But it doesn't make sense to me- why does presentation need to be separated from content? On pretty much every single page on the internet, layout and presentation are so tightly coupled that it ends up being more of a hassle to maintain a separate style sheet than it is to declare stuff inline.
If you step back you'll realize these are all failures of HTML and the latency of networks that we have to work around, not requirements.
For caching, why do I have to reload a whole page just to change the article part? The HTML 'it's a document' obsession and terrible DOM model that took so long to be updated.
Why don't I define a high level presentation document and then sub-documents? Network latency and the total bizarreness of CSS selector priority.
Screen size. Why can't you dock elements on a page like form based programming language for the last 10/15 years? HTML doesn't have the ability.
And as for accessibility? If accessibility is taking hints from markup about how to present the page, in reality the mark up is tightly coupled to presentation anyway. Accessibility is tightly coupling the markup to the presentation, what it really means is screen readers can format the content nicely without the need for a style sheet.
I also have a few questions to ask which supports separation of content and presentation:
Have you ever worked on a project that used inline styles on almost ever paragraph or heading? If yes, you will instantly know much of a pain it is. If you've ever transferred said content to a totally different design you should be scarred by this experience.
Have you also tried adding a page to a website that uses a table-based layout (the prime example of presentational HTML)? When a modern design is fit onto one of these layouts, adding content becomes a really painful experience.
I can see first hand the benefits of good separation.
I can attest to this. As a client-side developer I can go into detail of how much pain is involved in changing the skin on a site when the original developers did not structure their HTML well, including inline styles all over the place. Plus in many cases it seemed the developers had no idea how HTML actually works creating pages that will never validate causing all kinds of weird side issues from browser to browser.
I have CSS selectors that go five to six levels deep because of tables contained in tables contained in tables with no classes or ids on any elements. Often times those tables in tables is totally unnecessary.
Div > span > table > tr > span > td > span > div
That's not the way to build a web page. My guess? They used Visual Studio for layout as if they were coding a desktop application.
Don't get me wrong, there is a lot to hate about HTML and CSS. But unless you're working on a 5-page website, separating those two is a blessing. Do you not remember the nightmare of FONT tags?
Yes, but that's simply a failure from having no ability to define abstractions.

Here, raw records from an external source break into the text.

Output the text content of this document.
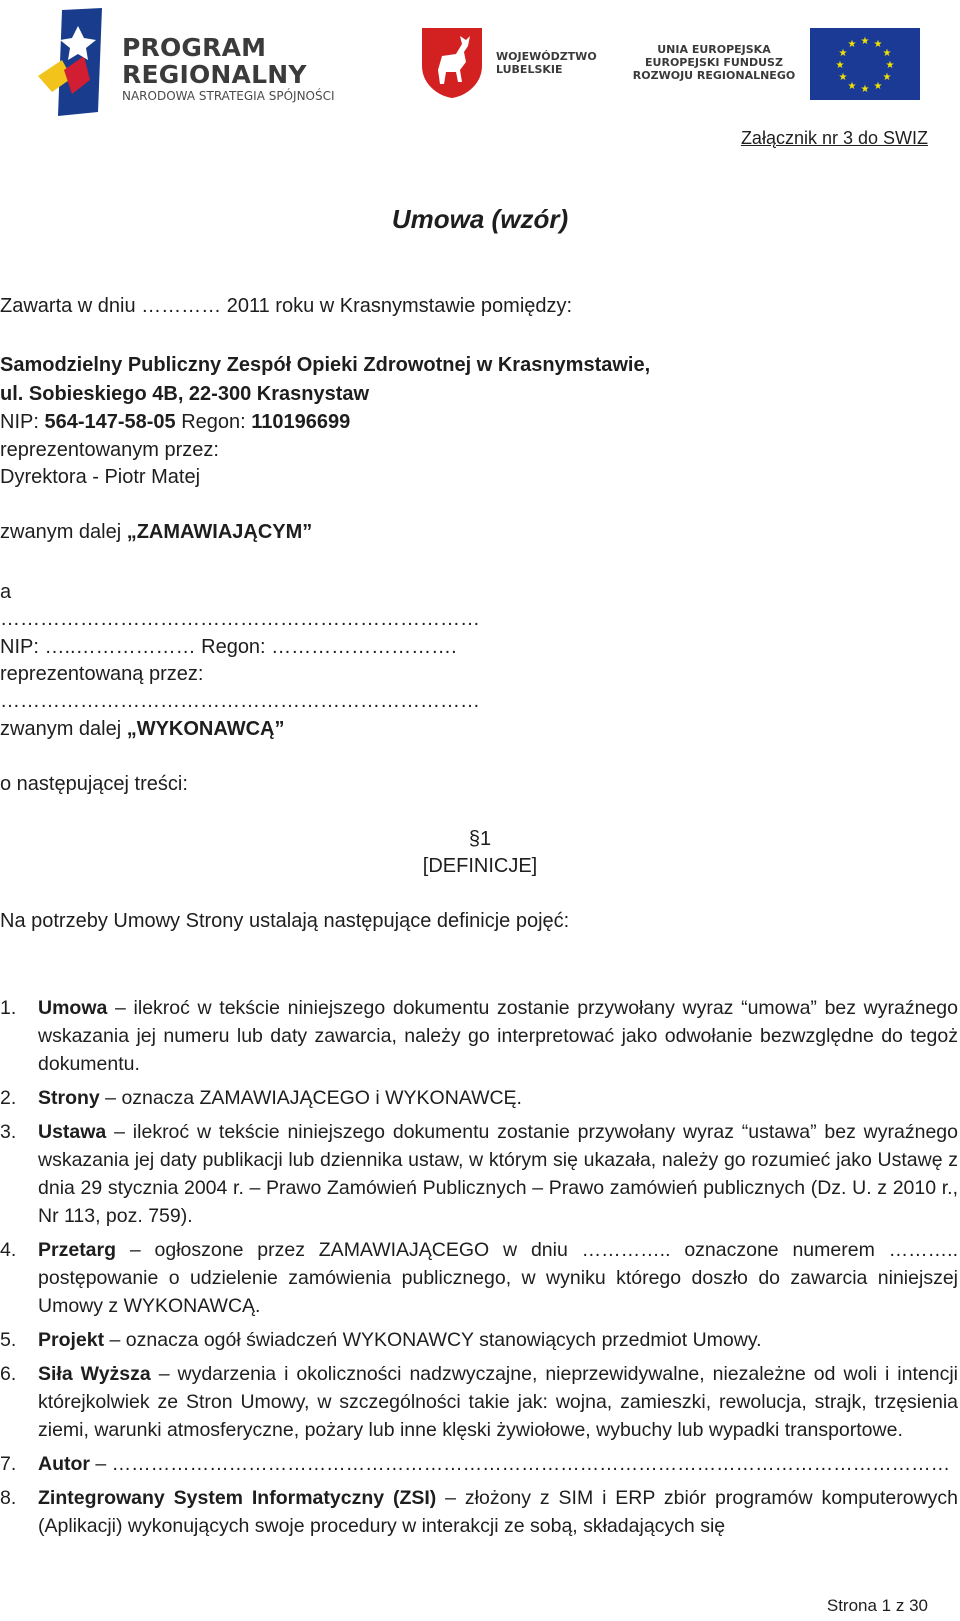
PROGRAM
REGIONALNY
NARODOWA STRATEGIA SPÓJNOŚCI
WOJEWÓDZTWO
LUBELSKIE
UNIA EUROPEJSKA
EUROPEJSKI FUNDUSZ
ROZWOJU REGIONALNEGO
★ ★
★
★
★
★
★
★
★
★
★
★
Załącznik nr 3 do SWIZ
Umowa (wzór)
Zawarta w dniu ………… 2011 roku w Krasnymstawie pomiędzy:
Samodzielny Publiczny Zespół Opieki Zdrowotnej w Krasnymstawie,
ul. Sobieskiego 4B, 22-300 Krasnystaw
NIP: 564-147-58-05 Regon: 110196699
reprezentowanym przez:
Dyrektora - Piotr Matej
zwanym dalej „ZAMAWIAJĄCYM”
a
………………………………………………………………
NIP: …..……………… Regon: ……………………….
reprezentowaną przez:
………………………………………………………………
zwanym dalej „WYKONAWCĄ”
o następującej treści:
§1
[DEFINICJE]
Na potrzeby Umowy Strony ustalają następujące definicje pojęć:
1. Umowa – ilekroć w tekście niniejszego dokumentu zostanie przywołany wyraz “umowa” bez wyraźnego wskazania jej numeru lub daty zawarcia, należy go interpretować jako odwołanie bezwzględne do tegoż dokumentu.
2. Strony – oznacza ZAMAWIAJĄCEGO i WYKONAWCĘ.
3. Ustawa – ilekroć w tekście niniejszego dokumentu zostanie przywołany wyraz “ustawa” bez wyraźnego wskazania jej daty publikacji lub dziennika ustaw, w którym się ukazała, należy go rozumieć jako Ustawę z dnia 29 stycznia 2004 r. – Prawo Zamówień Publicznych – Prawo zamówień publicznych (Dz. U. z 2010 r., Nr 113, poz. 759).
4. Przetarg – ogłoszone przez ZAMAWIAJĄCEGO w dniu ………….. oznaczone numerem ……….. postępowanie o udzielenie zamówienia publicznego, w wyniku którego doszło do zawarcia niniejszej Umowy z WYKONAWCĄ.
5. Projekt – oznacza ogół świadczeń WYKONAWCY stanowiących przedmiot Umowy.
6. Siła Wyższa – wydarzenia i okoliczności nadzwyczajne, nieprzewidywalne, niezależne od woli i intencji którejkolwiek ze Stron Umowy, w szczególności takie jak: wojna, zamieszki, rewolucja, strajk, trzęsienia ziemi, warunki atmosferyczne, pożary lub inne klęski żywiołowe, wybuchy lub wypadki transportowe.
7. Autor – …………………………………………………………………………………………………………………
8. Zintegrowany System Informatyczny (ZSI) – złożony z SIM i ERP zbiór programów komputerowych (Aplikacji) wykonujących swoje procedury w interakcji ze sobą, składających się
Strona 1 z 30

Separating form/design/layout from content is one possible abstraction boundary, but it's just one arbitrary one, so it's kind of strange that they tried to bake it into the platform instead of making it easier to define whatever abstractions are meaningful for you.
Just explaining that what you consider a "strange" design choice is actually deliberate and carefully thought out, not defending it--for all I know, it might have been carefully reasoned out but the wrong conclusions reached--but the results stand for themselves: a platform that is now synonymous with "the Internet".
> why does presentation need to be separated from content?
You can't think of any instance when you would want to access the content irrespective of the presentation?
Imagine if, instead of HTML and CSS, web pages were delivered as pre-rendered PNGs. Make a list of all the different things that would break. That's why presentation should be separated from content.
I'm not really following you. "Make a list of all the different things that would break" - these things are things that are in use today by real people. No hypothetical people involved.
One group that has always been chasing the "holy grail" of separation of content and presentation are big publishers. They want one content source that is controlled by "editors" and then the content can be rendered differently for the different avenues of publication. Maybe a transform of the content is sent to online databases like lexis/nexis or westlaw, or sent to printing press for a book, or sent to the web, or abstracts sent to a bibliography service, etc.
This is why SGML was big in the publishing industry before the web.
It's mostly achievable but there are clearly problem areas such as tables where sometimes the presentation is an integral part of the content.
I agree with you, but the main reason to do this is to keep it it DRY(Don't Repeat Yourself).
Templating systems help with this a lot, but they don't completely get you around being able to add the class 'round' to everything you want to have rounded corners. That's really why you keep things separate, so you can minting a single point of change.